We checked in on some of our restoration plots in Manzanita Canyon in April 2019—one year after our Prop 1 project with San Diego Canyonlands (Fig. 1) and Ocean Discovery Institute ended. The project aimed to increase the climate resilience of an urban canyon and community through combined restoration, stewardship and science efforts. In the spring of 2016, we surveyed the plant communities of six 100m2 plots slated for restoration and six adjacent 100m2 reference plots (download plant data). Over the next two winters, native perennial shrubs were planted throughout the canyon. We sampled our 12 plots each spring to determine how restoration activities were influencing plant community structure.
Our project ended in July 2018, and we concluded that native plantings were shaping community structure, but that restoration takes time—with a canyon-wide planting survival of about 50% and only 1-2 years of growth for surviving plants, our restored plant communities remained significantly different from the reference communities. Our recent post-project check-in confirmed this and revealed a couple of recommendations.
Reference plant communities
There were no significant changes in the reference plot plant communities throughout the project (P>0.88; Fig. 2) largely due to the dominance of long-lived native perennial plants (Fig. 3). These plots model what we hope to see in the restoration sites—cover of plants that are tolerant of fire and drought, and that offer year-round habitat values and other ecosystems services, such as carbon storage, erosion control, and uptake of nutrients and contaminants that may be in urban runoff.

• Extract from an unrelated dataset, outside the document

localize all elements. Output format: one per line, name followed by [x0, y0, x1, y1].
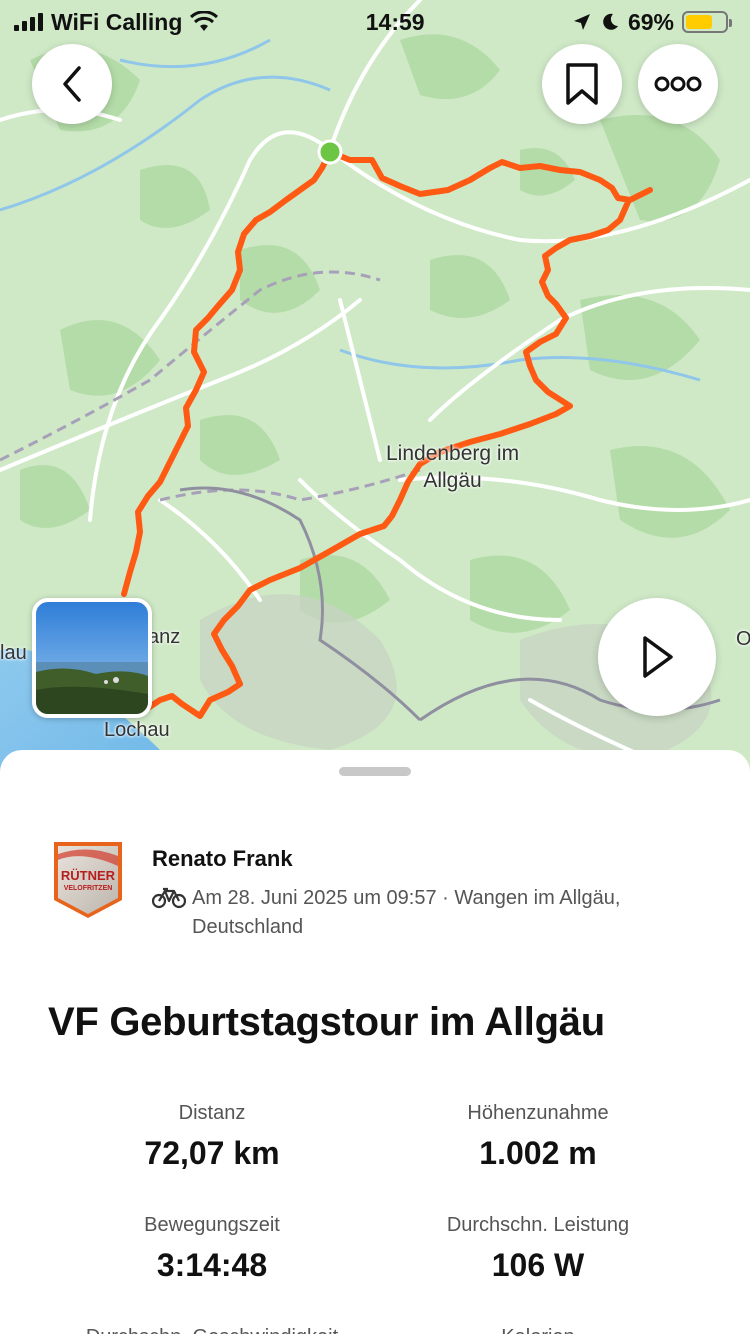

Restored vs. reference plant communities
Restored plant communities have become more similar to reference communities since 2016, thanks to dedicated planting efforts and growth of plantings, but the two plot types remain very distinct from one another (P<0.02; Fig. 2).
Reference communities support a greater coverage of woody natives (Fig. 3,4) such as scrub oak, laurel sumac, California lilac, desert broom, lemonade berry and black sage. Meanwhile, restored communities tend to have greater coverage of invasive annual plants (Fig. 3,4), such as black mustard, shortpod mustard and wild radish—all annuals that grow and flower quickly in winter rains and then die, spending most of the year as standing dry stalks that increase fire fuel loads.
Trajectory of restored plant communities
There were neglibible changes within the restored plant communities from year to year (P>0.30), mostly due to the consistency of annual weeds each year. There was however a more obvious change when the plant community of 2016 was compared to 2019 (P=0.10) due to the addition of native plantings in 2017 and 2018, and the continued growth of surviving plantings.
Plant cover increased from when we began in 2016 and when we sampled in spring 2019, including the cover of woody native perennials (Fig. 4A,B;5), illustrating that our cumulative efforts initiated change in canyon restoration areas.
Plant diversity was always higher in restoration plots due to the wide variety of invasive annuals that grow in the more degraded areas of the canyon. Plant diversity continued to increase from 2016 to 2019, likely due to the addition of native plantings in restoration plots (Fig. 4C). Importantly, the least change in plant community structure occurred between the last year of planting (2018) and our check-in visit this year, revealing that growth and spread of natives, without human assistance, may be a much slower process (Fig. 2).
Our check-in revealed that continued planting and maintenance would help to drive the trajectory of restoration from disturbed to mature coastal sage scrub, and continued monitoring would be valuable to track progress and indicate when interventions are needed.